To forego this step would be unfortunate as the efforts to heal the wounded self and ego precede the ability to begin to explore the true nature of the self and ego.
To forego this step would mean the ability to offer love to others would remain impaired.
5th Excerpt from Chapter 6 Affirmation Pages 73-75
10.
What is important is to begin to think about who you do not love or who you may really despise or hate with a burning passion.
There is no need to offer love and kindness towards the people whom you really dislike, at least not yet. The day will come when you will want to find whatever help and guidance you can from others and from your own inner resources to learn how to love and forgive those people who by all ordinary reckoning deserve no such consideration. That day does not have to be today or tomorrow, but someday. While it is true that hopefully that day will come sooner rather than later, it is also true that people with high degrees of anger and harsh judgement will need to work with such feelings at a realistic pace….
But if others have hurt you or those you love or are threatening to do so, or are doing so in the present, it is understandable there may be little in the way of love for them…..
….Someday you can do a little more, and then a little more than that.
This act of choosing love, the best love you have to offer, will transform your life.
You will be able to forgive more and more of the petty offenses others have inflicted upon you and someday you can proceed to cast your affirmations and intentions to those who are truly wicked and evil.
As you become more and more skilled at love, many of your most serious doubts and unanswered questions will fade from view….
…It is simple.
We are transformed by love.
11.
Regrettably, many commentaries on unconditional love seem to imply that a few meditation sessions are enough to tame truly violent and conflicted impulses.
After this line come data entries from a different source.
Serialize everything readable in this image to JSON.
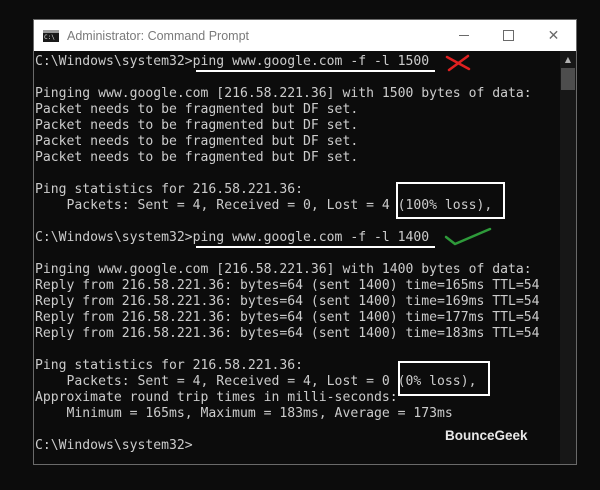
{
  "window": {
    "title": "Administrator: Command Prompt",
    "icon_name": "command-prompt-icon",
    "icon_text": "C:\\",
    "controls": {
      "minimize_icon": "minimize-icon",
      "maximize_icon": "maximize-icon",
      "close_glyph": "✕"
    }
  },
  "terminal": {
    "lines": [
      "C:\\Windows\\system32>ping www.google.com -f -l 1500",
      "",
      "Pinging www.google.com [216.58.221.36] with 1500 bytes of data:",
      "Packet needs to be fragmented but DF set.",
      "Packet needs to be fragmented but DF set.",
      "Packet needs to be fragmented but DF set.",
      "Packet needs to be fragmented but DF set.",
      "",
      "Ping statistics for 216.58.221.36:",
      "    Packets: Sent = 4, Received = 0, Lost = 4 (100% loss),",
      "",
      "C:\\Windows\\system32>ping www.google.com -f -l 1400",
      "",
      "Pinging www.google.com [216.58.221.36] with 1400 bytes of data:",
      "Reply from 216.58.221.36: bytes=64 (sent 1400) time=165ms TTL=54",
      "Reply from 216.58.221.36: bytes=64 (sent 1400) time=169ms TTL=54",
      "Reply from 216.58.221.36: bytes=64 (sent 1400) time=177ms TTL=54",
      "Reply from 216.58.221.36: bytes=64 (sent 1400) time=183ms TTL=54",
      "",
      "Ping statistics for 216.58.221.36:",
      "    Packets: Sent = 4, Received = 4, Lost = 0 (0% loss),",
      "Approximate round trip times in milli-seconds:",
      "    Minimum = 165ms, Maximum = 183ms, Average = 173ms",
      "",
      "C:\\Windows\\system32>"
    ]
  },
  "annotations": {
    "fail_mark_icon": "red-cross-icon",
    "fail_mark_color": "#e02020",
    "success_mark_icon": "green-checkmark-icon",
    "success_mark_color": "#2e9a3a",
    "highlight_color": "#ffffff"
  },
  "watermark": "BounceGeek",
  "colors": {
    "terminal_background": "#0c0c0c",
    "terminal_text": "#cccccc",
    "titlebar_background": "#ffffff"
  }
}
For many people this is not the case. Anger and even impotent rage can be such deeply habitualized responses for many that diffusing the underlying causes of such feelings will probably be long-term work.
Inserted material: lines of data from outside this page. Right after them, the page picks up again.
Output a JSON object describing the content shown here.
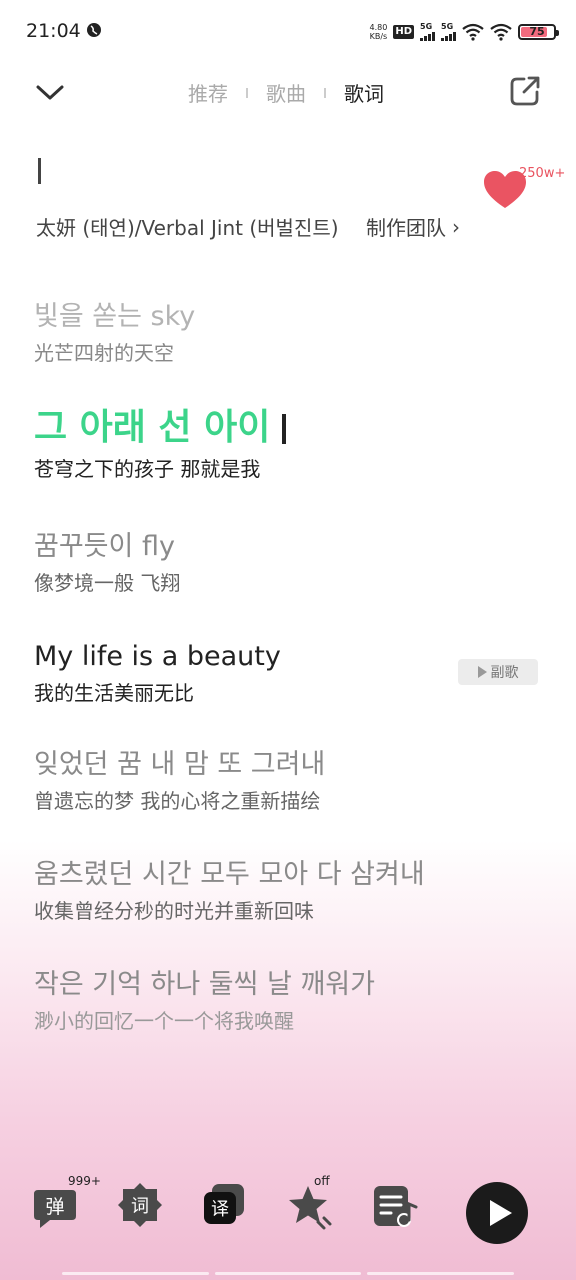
{
  "status_bar": {
    "time": "21:04",
    "net_speed_value": "4.80",
    "net_speed_unit": "KB/s",
    "hd_label": "HD",
    "hd_sub": "1",
    "hd_sub2": "2",
    "sig1": "5G",
    "sig2": "5G",
    "battery": "75"
  },
  "header": {
    "tabs": [
      {
        "label": "推荐"
      },
      {
        "label": "歌曲"
      },
      {
        "label": "歌词"
      }
    ],
    "active_tab": "歌词"
  },
  "song": {
    "like_count": "250w+",
    "artist": "太妍 (태연)/Verbal Jint (버벌진트)",
    "credits_label": "制作团队"
  },
  "lyrics": [
    {
      "orig": "빛을 쏟는 sky",
      "trans": "光芒四射的天空"
    },
    {
      "orig": "그 아래 선 아이",
      "trans": "苍穹之下的孩子 那就是我"
    },
    {
      "orig": "꿈꾸듯이 fly",
      "trans": "像梦境一般 飞翔"
    },
    {
      "orig": "My life is a beauty",
      "trans": "我的生活美丽无比"
    },
    {
      "orig": "잊었던 꿈 내 맘 또 그려내",
      "trans": "曾遗忘的梦 我的心将之重新描绘"
    },
    {
      "orig": "움츠렸던 시간 모두 모아 다 삼켜내",
      "trans": "收集曾经分秒的时光并重新回味"
    },
    {
      "orig": "작은 기억 하나 둘씩 날 깨워가",
      "trans": "渺小的回忆一个一个将我唤醒"
    }
  ],
  "chorus_label": "副歌",
  "toolbar": {
    "danmaku_label": "弹",
    "danmaku_badge": "999+",
    "lyric_label": "词",
    "translate_label": "译",
    "star_badge": "off"
  },
  "colors": {
    "accent_green": "#3cd48a",
    "heart_red": "#e9535f",
    "bg_pink": "#f0bcd3"
  }
}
There is also no need to imagine you will no longer experience surges of anger or resentment just because you have begun to make some high-grade commitments to love and affirmation. It will take most people quite a while to really learn how to diffuse at depth the underlying causes of anger, resentment, harsh judgement, or aggression.
If there are high levels of various forms of anger and resentment active in your life it is important to find and then to feel the feelings that are there. It is important to find someone you can really talk to about such deep feelings or aggressive thoughts and urges….
Any efforts to repress or deny such feelings will only create significant levels of stress and cause very real damage to your psyche and bodily health. In addition to the damage, there is another general problem that arises. The repression of anger doesn’t work. It just creates a pressure cooker in the mind causing the mind to erupt in even more vitriolic outbursts of rage and aggression if certain conditions come together as triggers to such a reaction.
This is especially true if you have been the victim of childhood abuse or neglect or some violent crime such as rape, a humiliating public beating, raw exploitation, or political repression.
If this is the case in your life, then even greater care and patience will be needed to find the right care-givers and teachers to work with.